Methods for constructing figured tiles stylizing images of animals and plants and completely filling the plane are not currently the subject of scientific research. This is due to the fact that the authors of many scientific papers consider M. C. Escher’s prints as a mosaic composed of polygons with a repeating pattern applied to them. Therefore, they look for fragments in them that fit into rhombuses, squares, regular triangles or regular hexagons, and with their help make a mosaic. But we went the other way − by opening the laws of symmetry, which allow us to build a flat figure stylizing the images of plants and animals and filling the plane without overlays and gaps. Thus, the purpose of the article is to establish a rule for constructing a figure stylizing images of animals and plants and filling the plane without overlays and gaps with translations and rotations of its repetitions. A rule for constructing figured tiles stylizing images of plants and animals and filling the plane without overlays and gaps with parallel transfers and rotations of its repetitions, in particular, figured tiles in the form of zoomorphic shapes on M. C. Escher’s sketches 'Reptiles' and 'Butterflies' is proposed.
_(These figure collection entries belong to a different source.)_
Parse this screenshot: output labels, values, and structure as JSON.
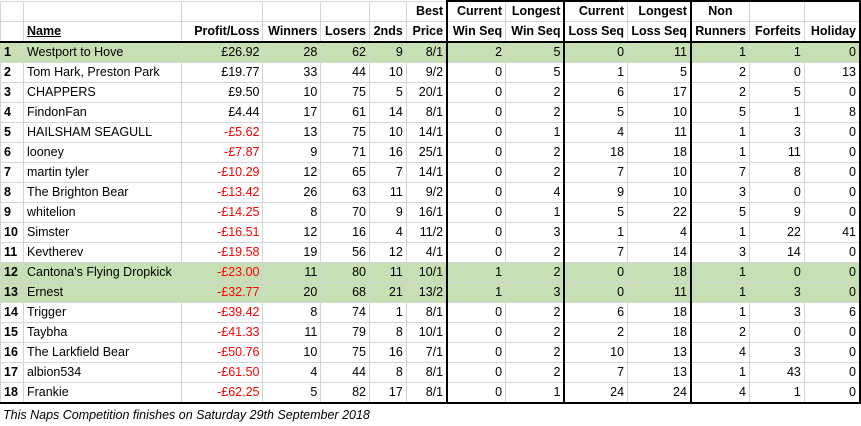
{
  "headers": {
    "row1": [
      "",
      "",
      "",
      "",
      "",
      "",
      "Best",
      "Current",
      "Longest",
      "Current",
      "Longest",
      "Non",
      "",
      ""
    ],
    "row2": [
      "",
      "Name",
      "Profit/Loss",
      "Winners",
      "Losers",
      "2nds",
      "Price",
      "Win Seq",
      "Win Seq",
      "Loss Seq",
      "Loss Seq",
      "Runners",
      "Forfeits",
      "Holiday"
    ]
  },
  "rows": [
    {
      "rank": "1",
      "name": "Westport to Hove",
      "pl": "£26.92",
      "winners": "28",
      "losers": "62",
      "seconds": "9",
      "best": "8/1",
      "cws": "2",
      "lws": "5",
      "cls": "0",
      "lls": "11",
      "nr": "1",
      "forfeits": "1",
      "holiday": "0",
      "highlight": true,
      "neg": false
    },
    {
      "rank": "2",
      "name": "Tom Hark, Preston Park",
      "pl": "£19.77",
      "winners": "33",
      "losers": "44",
      "seconds": "10",
      "best": "9/2",
      "cws": "0",
      "lws": "5",
      "cls": "1",
      "lls": "5",
      "nr": "2",
      "forfeits": "0",
      "holiday": "13",
      "highlight": false,
      "neg": false
    },
    {
      "rank": "3",
      "name": "CHAPPERS",
      "pl": "£9.50",
      "winners": "10",
      "losers": "75",
      "seconds": "5",
      "best": "20/1",
      "cws": "0",
      "lws": "2",
      "cls": "6",
      "lls": "17",
      "nr": "2",
      "forfeits": "5",
      "holiday": "0",
      "highlight": false,
      "neg": false
    },
    {
      "rank": "4",
      "name": "FindonFan",
      "pl": "£4.44",
      "winners": "17",
      "losers": "61",
      "seconds": "14",
      "best": "8/1",
      "cws": "0",
      "lws": "2",
      "cls": "5",
      "lls": "10",
      "nr": "5",
      "forfeits": "1",
      "holiday": "8",
      "highlight": false,
      "neg": false
    },
    {
      "rank": "5",
      "name": "HAILSHAM SEAGULL",
      "pl": "-£5.62",
      "winners": "13",
      "losers": "75",
      "seconds": "10",
      "best": "14/1",
      "cws": "0",
      "lws": "1",
      "cls": "4",
      "lls": "11",
      "nr": "1",
      "forfeits": "3",
      "holiday": "0",
      "highlight": false,
      "neg": true
    },
    {
      "rank": "6",
      "name": "looney",
      "pl": "-£7.87",
      "winners": "9",
      "losers": "71",
      "seconds": "16",
      "best": "25/1",
      "cws": "0",
      "lws": "2",
      "cls": "18",
      "lls": "18",
      "nr": "1",
      "forfeits": "11",
      "holiday": "0",
      "highlight": false,
      "neg": true
    },
    {
      "rank": "7",
      "name": "martin tyler",
      "pl": "-£10.29",
      "winners": "12",
      "losers": "65",
      "seconds": "7",
      "best": "14/1",
      "cws": "0",
      "lws": "2",
      "cls": "7",
      "lls": "10",
      "nr": "7",
      "forfeits": "8",
      "holiday": "0",
      "highlight": false,
      "neg": true
    },
    {
      "rank": "8",
      "name": "The Brighton Bear",
      "pl": "-£13.42",
      "winners": "26",
      "losers": "63",
      "seconds": "11",
      "best": "9/2",
      "cws": "0",
      "lws": "4",
      "cls": "9",
      "lls": "10",
      "nr": "3",
      "forfeits": "0",
      "holiday": "0",
      "highlight": false,
      "neg": true
    },
    {
      "rank": "9",
      "name": "whitelion",
      "pl": "-£14.25",
      "winners": "8",
      "losers": "70",
      "seconds": "9",
      "best": "16/1",
      "cws": "0",
      "lws": "1",
      "cls": "5",
      "lls": "22",
      "nr": "5",
      "forfeits": "9",
      "holiday": "0",
      "highlight": false,
      "neg": true
    },
    {
      "rank": "10",
      "name": "Simster",
      "pl": "-£16.51",
      "winners": "12",
      "losers": "16",
      "seconds": "4",
      "best": "11/2",
      "cws": "0",
      "lws": "3",
      "cls": "1",
      "lls": "4",
      "nr": "1",
      "forfeits": "22",
      "holiday": "41",
      "highlight": false,
      "neg": true
    },
    {
      "rank": "11",
      "name": "Kevtherev",
      "pl": "-£19.58",
      "winners": "19",
      "losers": "56",
      "seconds": "12",
      "best": "4/1",
      "cws": "0",
      "lws": "2",
      "cls": "7",
      "lls": "14",
      "nr": "3",
      "forfeits": "14",
      "holiday": "0",
      "highlight": false,
      "neg": true
    },
    {
      "rank": "12",
      "name": "Cantona's Flying Dropkick",
      "pl": "-£23.00",
      "winners": "11",
      "losers": "80",
      "seconds": "11",
      "best": "10/1",
      "cws": "1",
      "lws": "2",
      "cls": "0",
      "lls": "18",
      "nr": "1",
      "forfeits": "0",
      "holiday": "0",
      "highlight": true,
      "neg": true
    },
    {
      "rank": "13",
      "name": "Ernest",
      "pl": "-£32.77",
      "winners": "20",
      "losers": "68",
      "seconds": "21",
      "best": "13/2",
      "cws": "1",
      "lws": "3",
      "cls": "0",
      "lls": "11",
      "nr": "1",
      "forfeits": "3",
      "holiday": "0",
      "highlight": true,
      "neg": true
    },
    {
      "rank": "14",
      "name": "Trigger",
      "pl": "-£39.42",
      "winners": "8",
      "losers": "74",
      "seconds": "1",
      "best": "8/1",
      "cws": "0",
      "lws": "2",
      "cls": "6",
      "lls": "18",
      "nr": "1",
      "forfeits": "3",
      "holiday": "6",
      "highlight": false,
      "neg": true
    },
    {
      "rank": "15",
      "name": "Taybha",
      "pl": "-£41.33",
      "winners": "11",
      "losers": "79",
      "seconds": "8",
      "best": "10/1",
      "cws": "0",
      "lws": "2",
      "cls": "2",
      "lls": "18",
      "nr": "2",
      "forfeits": "0",
      "holiday": "0",
      "highlight": false,
      "neg": true
    },
    {
      "rank": "16",
      "name": "The Larkfield Bear",
      "pl": "-£50.76",
      "winners": "10",
      "losers": "75",
      "seconds": "16",
      "best": "7/1",
      "cws": "0",
      "lws": "2",
      "cls": "10",
      "lls": "13",
      "nr": "4",
      "forfeits": "3",
      "holiday": "0",
      "highlight": false,
      "neg": true
    },
    {
      "rank": "17",
      "name": "albion534",
      "pl": "-£61.50",
      "winners": "4",
      "losers": "44",
      "seconds": "8",
      "best": "8/1",
      "cws": "0",
      "lws": "2",
      "cls": "7",
      "lls": "13",
      "nr": "1",
      "forfeits": "43",
      "holiday": "0",
      "highlight": false,
      "neg": true
    },
    {
      "rank": "18",
      "name": "Frankie",
      "pl": "-£62.25",
      "winners": "5",
      "losers": "82",
      "seconds": "17",
      "best": "8/1",
      "cws": "0",
      "lws": "1",
      "cls": "24",
      "lls": "24",
      "nr": "4",
      "forfeits": "1",
      "holiday": "0",
      "highlight": false,
      "neg": true
    }
  ],
  "footer": "This Naps Competition finishes on Saturday 29th September 2018",
  "colors": {
    "highlight": "#c6e0b4",
    "negative": "#ff0000"
  }
}
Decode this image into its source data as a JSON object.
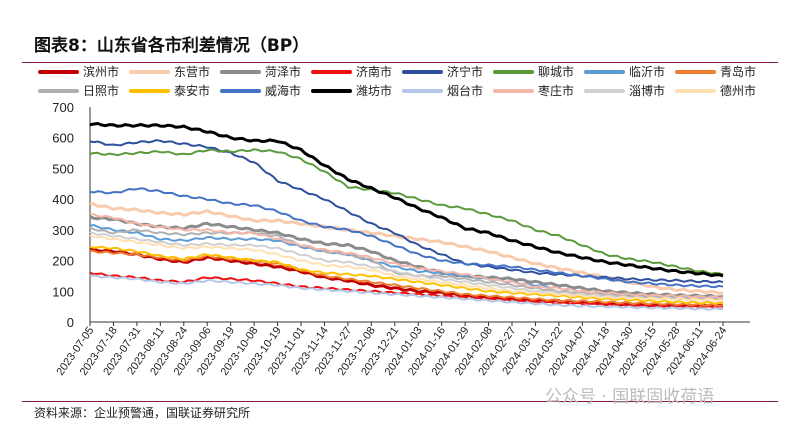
{
  "title": "图表8：山东省各市利差情况（BP）",
  "source": "资料来源：企业预警通，国联证券研究所",
  "watermark": "公众号 · 国联固收荷语",
  "chart_data": {
    "type": "line",
    "title": "山东省各市利差情况（BP）",
    "xlabel": "",
    "ylabel": "",
    "ylim": [
      0,
      700
    ],
    "yticks": [
      0,
      100,
      200,
      300,
      400,
      500,
      600,
      700
    ],
    "x_ticks": [
      "2023-07-05",
      "2023-07-18",
      "2023-07-31",
      "2023-08-11",
      "2023-08-24",
      "2023-09-06",
      "2023-09-19",
      "2023-10-08",
      "2023-10-19",
      "2023-11-01",
      "2023-11-14",
      "2023-11-27",
      "2023-12-08",
      "2023-12-21",
      "2024-01-03",
      "2024-01-16",
      "2024-01-29",
      "2024-02-08",
      "2024-02-27",
      "2024-03-11",
      "2024-03-22",
      "2024-04-07",
      "2024-04-18",
      "2024-04-30",
      "2024-05-15",
      "2024-05-28",
      "2024-06-11",
      "2024-06-24"
    ],
    "legend_position": "top",
    "series": [
      {
        "name": "滨州市",
        "color": "#c00000",
        "width": 3,
        "values": [
          235,
          230,
          220,
          205,
          195,
          210,
          200,
          190,
          180,
          165,
          145,
          135,
          120,
          110,
          100,
          95,
          85,
          80,
          75,
          70,
          68,
          65,
          60,
          58,
          55,
          55,
          55,
          55
        ]
      },
      {
        "name": "东营市",
        "color": "#f8cbad",
        "width": 3,
        "values": [
          385,
          370,
          365,
          355,
          350,
          360,
          345,
          330,
          330,
          320,
          310,
          300,
          290,
          280,
          270,
          260,
          245,
          230,
          210,
          190,
          175,
          160,
          145,
          130,
          115,
          105,
          100,
          95
        ]
      },
      {
        "name": "菏泽市",
        "color": "#8c8c8c",
        "width": 3,
        "values": [
          340,
          335,
          320,
          310,
          305,
          320,
          310,
          300,
          290,
          270,
          255,
          250,
          230,
          200,
          180,
          160,
          150,
          145,
          140,
          130,
          120,
          110,
          100,
          95,
          90,
          87,
          85,
          83
        ]
      },
      {
        "name": "济南市",
        "color": "#ee1111",
        "width": 2,
        "values": [
          160,
          150,
          145,
          135,
          130,
          145,
          140,
          135,
          125,
          115,
          110,
          105,
          100,
          95,
          90,
          85,
          80,
          75,
          70,
          65,
          62,
          60,
          58,
          55,
          52,
          51,
          50,
          50
        ]
      },
      {
        "name": "济宁市",
        "color": "#2f4f9f",
        "width": 2,
        "values": [
          590,
          575,
          585,
          590,
          580,
          570,
          550,
          520,
          460,
          430,
          400,
          360,
          320,
          290,
          250,
          220,
          190,
          180,
          170,
          160,
          155,
          150,
          145,
          140,
          137,
          135,
          132,
          130
        ]
      },
      {
        "name": "聊城市",
        "color": "#5b9a3c",
        "width": 2,
        "values": [
          550,
          545,
          550,
          555,
          545,
          560,
          555,
          560,
          555,
          530,
          490,
          440,
          430,
          420,
          400,
          380,
          370,
          350,
          330,
          300,
          280,
          250,
          220,
          205,
          195,
          180,
          165,
          155
        ]
      },
      {
        "name": "临沂市",
        "color": "#5b9bd5",
        "width": 2,
        "values": [
          315,
          300,
          290,
          270,
          265,
          275,
          270,
          270,
          265,
          245,
          230,
          220,
          200,
          180,
          165,
          160,
          150,
          140,
          130,
          120,
          110,
          100,
          90,
          85,
          80,
          78,
          76,
          75
        ]
      },
      {
        "name": "青岛市",
        "color": "#ed7d31",
        "width": 2,
        "values": [
          230,
          225,
          220,
          210,
          200,
          215,
          205,
          200,
          190,
          170,
          150,
          140,
          130,
          120,
          110,
          100,
          90,
          85,
          80,
          75,
          70,
          68,
          65,
          62,
          60,
          58,
          56,
          55
        ]
      },
      {
        "name": "日照市",
        "color": "#b0b0b0",
        "width": 2,
        "values": [
          305,
          290,
          300,
          290,
          285,
          290,
          290,
          290,
          280,
          250,
          230,
          220,
          200,
          160,
          150,
          150,
          140,
          130,
          120,
          110,
          100,
          95,
          90,
          85,
          82,
          80,
          78,
          75
        ]
      },
      {
        "name": "泰安市",
        "color": "#ffc000",
        "width": 2,
        "values": [
          245,
          240,
          230,
          215,
          205,
          220,
          210,
          200,
          195,
          170,
          160,
          155,
          150,
          140,
          130,
          120,
          110,
          100,
          95,
          90,
          85,
          80,
          75,
          72,
          68,
          65,
          63,
          62
        ]
      },
      {
        "name": "威海市",
        "color": "#4472c4",
        "width": 2,
        "values": [
          425,
          420,
          435,
          425,
          410,
          400,
          385,
          380,
          360,
          330,
          310,
          300,
          280,
          250,
          220,
          200,
          190,
          185,
          180,
          170,
          160,
          150,
          140,
          130,
          125,
          120,
          117,
          115
        ]
      },
      {
        "name": "潍坊市",
        "color": "#000000",
        "width": 3,
        "values": [
          645,
          640,
          640,
          640,
          635,
          620,
          600,
          590,
          590,
          560,
          510,
          465,
          435,
          405,
          370,
          340,
          305,
          290,
          265,
          245,
          225,
          210,
          195,
          185,
          175,
          165,
          158,
          150
        ]
      },
      {
        "name": "烟台市",
        "color": "#b4c7e7",
        "width": 2,
        "values": [
          150,
          145,
          140,
          130,
          125,
          135,
          130,
          125,
          120,
          110,
          105,
          100,
          95,
          90,
          85,
          80,
          75,
          70,
          65,
          60,
          55,
          52,
          50,
          48,
          46,
          45,
          43,
          42
        ]
      },
      {
        "name": "枣庄市",
        "color": "#f4b6a8",
        "width": 2,
        "values": [
          350,
          340,
          320,
          310,
          300,
          300,
          290,
          290,
          270,
          250,
          235,
          225,
          210,
          190,
          175,
          165,
          155,
          140,
          130,
          115,
          110,
          100,
          95,
          90,
          87,
          85,
          82,
          80
        ]
      },
      {
        "name": "淄博市",
        "color": "#d0d0d0",
        "width": 2,
        "values": [
          290,
          280,
          270,
          260,
          250,
          255,
          250,
          250,
          240,
          220,
          200,
          195,
          180,
          165,
          150,
          140,
          130,
          120,
          110,
          100,
          95,
          90,
          85,
          80,
          77,
          75,
          72,
          70
        ]
      },
      {
        "name": "德州市",
        "color": "#ffe0b0",
        "width": 2,
        "values": [
          280,
          270,
          260,
          250,
          240,
          245,
          240,
          235,
          220,
          200,
          185,
          180,
          170,
          150,
          140,
          130,
          120,
          110,
          100,
          95,
          90,
          85,
          80,
          78,
          76,
          75,
          73,
          72
        ]
      }
    ]
  }
}
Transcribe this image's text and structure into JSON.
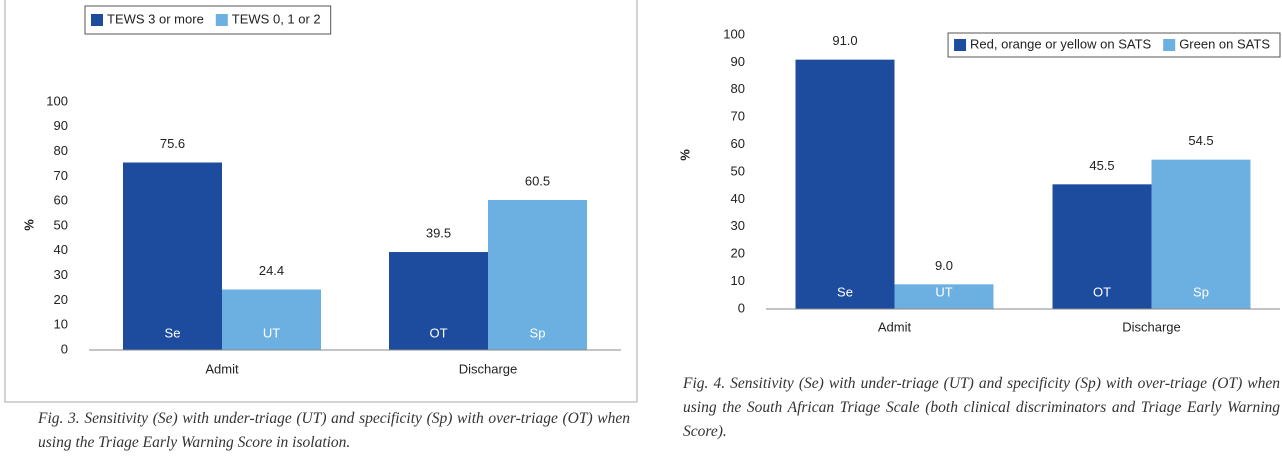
{
  "chart_data": [
    {
      "type": "bar",
      "categories": [
        "Admit",
        "Discharge"
      ],
      "series": [
        {
          "name": "TEWS 3 or more",
          "color": "#1d4b9e",
          "values": [
            75.6,
            39.5
          ],
          "bar_labels": [
            "Se",
            "OT"
          ]
        },
        {
          "name": "TEWS 0, 1 or 2",
          "color": "#6cb0e2",
          "values": [
            24.4,
            60.5
          ],
          "bar_labels": [
            "UT",
            "Sp"
          ]
        }
      ],
      "ylabel": "%",
      "ylim": [
        0,
        100
      ],
      "yticks": [
        0,
        10,
        20,
        30,
        40,
        50,
        60,
        70,
        80,
        90,
        100
      ],
      "legend": "top-left",
      "caption": "Fig. 3. Sensitivity (Se) with under-triage (UT) and specificity (Sp) with over-triage (OT) when using the Triage Early Warning Score in isolation."
    },
    {
      "type": "bar",
      "categories": [
        "Admit",
        "Discharge"
      ],
      "series": [
        {
          "name": "Red, orange or yellow on SATS",
          "color": "#1d4b9e",
          "values": [
            91,
            45.5
          ],
          "value_labels": [
            "91.0",
            "45.5"
          ],
          "bar_labels": [
            "Se",
            "OT"
          ]
        },
        {
          "name": "Green on SATS",
          "color": "#6cb0e2",
          "values": [
            9,
            54.5
          ],
          "value_labels": [
            "9.0",
            "54.5"
          ],
          "bar_labels": [
            "UT",
            "Sp"
          ]
        }
      ],
      "ylabel": "%",
      "ylim": [
        0,
        100
      ],
      "yticks": [
        0,
        10,
        20,
        30,
        40,
        50,
        60,
        70,
        80,
        90,
        100
      ],
      "legend": "top-right",
      "caption": "Fig. 4. Sensitivity (Se) with under-triage (UT) and specificity (Sp) with over-triage (OT) when using the South African Triage Scale (both clinical discriminators and Triage Early Warning Score)."
    }
  ]
}
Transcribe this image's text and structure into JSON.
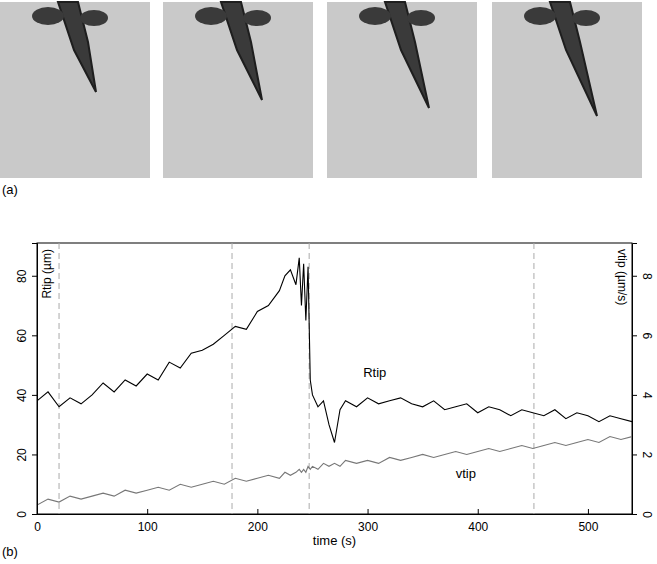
{
  "panel_a": {
    "label": "(a)"
  },
  "chart_data": {
    "type": "line",
    "panel_label": "(b)",
    "x_label": "time (s)",
    "y_label": "Rtip (µm)",
    "y2_label": "vtip (µm/s)",
    "x": [
      0,
      10,
      20,
      30,
      40,
      50,
      60,
      70,
      80,
      90,
      100,
      110,
      120,
      130,
      140,
      150,
      160,
      170,
      180,
      190,
      200,
      210,
      220,
      225,
      230,
      235,
      238,
      240,
      242,
      244,
      246,
      248,
      250,
      255,
      260,
      265,
      270,
      275,
      280,
      290,
      300,
      310,
      320,
      330,
      340,
      350,
      360,
      370,
      380,
      390,
      400,
      410,
      420,
      430,
      440,
      450,
      460,
      470,
      480,
      490,
      500,
      510,
      520,
      530,
      540
    ],
    "series": [
      {
        "name": "Rtip",
        "color": "#000000",
        "label_x": 296,
        "label_y": 46,
        "values": [
          38,
          41,
          36,
          39,
          37,
          40,
          44,
          41,
          45,
          43,
          47,
          45,
          51,
          49,
          54,
          55,
          57,
          60,
          63,
          62,
          68,
          70,
          75,
          80,
          82,
          77,
          86,
          70,
          84,
          65,
          83,
          45,
          40,
          36,
          38,
          30,
          24,
          35,
          38,
          36,
          39,
          37,
          38,
          39,
          37,
          36,
          38,
          35,
          36,
          37,
          34,
          36,
          35,
          33,
          35,
          34,
          33,
          35,
          32,
          34,
          33,
          31,
          33,
          32,
          31
        ]
      },
      {
        "name": "vtip",
        "color": "#777777",
        "axis": "y2",
        "label_x": 380,
        "label_y": 1.2,
        "values": [
          0.3,
          0.5,
          0.4,
          0.6,
          0.5,
          0.6,
          0.7,
          0.6,
          0.8,
          0.7,
          0.8,
          0.9,
          0.8,
          1.0,
          0.9,
          1.0,
          1.1,
          1.0,
          1.2,
          1.1,
          1.2,
          1.3,
          1.2,
          1.4,
          1.3,
          1.4,
          1.5,
          1.4,
          1.5,
          1.4,
          1.6,
          1.5,
          1.6,
          1.5,
          1.7,
          1.6,
          1.7,
          1.6,
          1.8,
          1.7,
          1.8,
          1.7,
          1.9,
          1.8,
          1.9,
          2.0,
          1.9,
          2.0,
          2.1,
          2.0,
          2.1,
          2.2,
          2.1,
          2.2,
          2.3,
          2.2,
          2.3,
          2.4,
          2.3,
          2.4,
          2.5,
          2.4,
          2.6,
          2.5,
          2.6
        ]
      }
    ],
    "vlines": [
      20,
      177,
      247,
      451
    ],
    "xlim": [
      0,
      540
    ],
    "ylim": [
      0,
      91
    ],
    "y2lim": [
      0,
      9.1
    ],
    "xticks": [
      0,
      100,
      200,
      300,
      400,
      500
    ],
    "yticks": [
      0,
      20,
      40,
      60,
      80
    ],
    "y2ticks": [
      0,
      2,
      4,
      6,
      8
    ],
    "grid": false
  }
}
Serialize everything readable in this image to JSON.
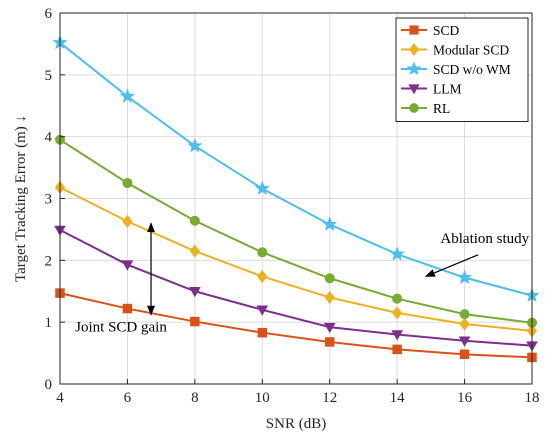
{
  "chart_data": {
    "type": "line",
    "title": "",
    "xlabel": "SNR (dB)",
    "ylabel": "Target Tracking Error (m) ↓",
    "x": [
      4,
      6,
      8,
      10,
      12,
      14,
      16,
      18
    ],
    "xticks": [
      4,
      6,
      8,
      10,
      12,
      14,
      16,
      18
    ],
    "yticks": [
      0,
      1,
      2,
      3,
      4,
      5,
      6
    ],
    "xlim": [
      4,
      18
    ],
    "ylim": [
      0,
      6
    ],
    "grid": true,
    "legend_position": "top-right",
    "series": [
      {
        "name": "SCD",
        "color": "#D95319",
        "marker": "square",
        "values": [
          1.47,
          1.22,
          1.01,
          0.83,
          0.68,
          0.56,
          0.48,
          0.43
        ]
      },
      {
        "name": "Modular SCD",
        "color": "#EDB120",
        "marker": "diamond",
        "values": [
          3.18,
          2.63,
          2.15,
          1.74,
          1.4,
          1.15,
          0.97,
          0.86
        ]
      },
      {
        "name": "SCD w/o WM",
        "color": "#4DBEEE",
        "marker": "star",
        "values": [
          5.52,
          4.65,
          3.85,
          3.16,
          2.58,
          2.1,
          1.72,
          1.43
        ]
      },
      {
        "name": "LLM",
        "color": "#7E2F8E",
        "marker": "triangle-down",
        "values": [
          2.49,
          1.93,
          1.5,
          1.2,
          0.92,
          0.8,
          0.7,
          0.62
        ]
      },
      {
        "name": "RL",
        "color": "#77AC30",
        "marker": "circle",
        "values": [
          3.95,
          3.25,
          2.64,
          2.13,
          1.71,
          1.38,
          1.13,
          0.99
        ]
      }
    ],
    "annotations": [
      {
        "text": "Ablation study",
        "arrow": "single",
        "arrow_from": [
          16.4,
          2.09
        ],
        "arrow_to": [
          14.85,
          1.74
        ]
      },
      {
        "text": "Joint SCD gain",
        "arrow": "double",
        "arrow_from": [
          6.7,
          2.6
        ],
        "arrow_to": [
          6.7,
          1.12
        ]
      }
    ]
  }
}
The proposed rule was applied to composition ornaments stylizing the M. C. Escher’s sketches 'Reptiles' and 'Butterflies'. It is shown that these ornaments have set of symmetry axes of the 3rd order, set of symmetry axes of the 6th order and six translation vectors. The connection between the movements of the plane leading to the formation of a figured tile and the symmetry group of the ornament obtained on its basis is revealed. It was established that the symmetry of the ornament and its repetitive figure are described by 6th-order rotation groups and groups of translations of the rotation axes. Therefore, if any group of transformations of the plane corresponds to any figure, then the ornament obtained by translations and rotations of its repetitions will correspond to the same group of transformations of the plane. The ornament 'Composition No. 1' which is not described in the literature on the history and theory of ornament was developed. It is assumed that the subject of further research will be the application of one of the crystallographic symmetry groups of E. S. Fyodorov to the construction of a figured tile stylizing a zoomorphic shape on one of M. C. Escher’s sketches.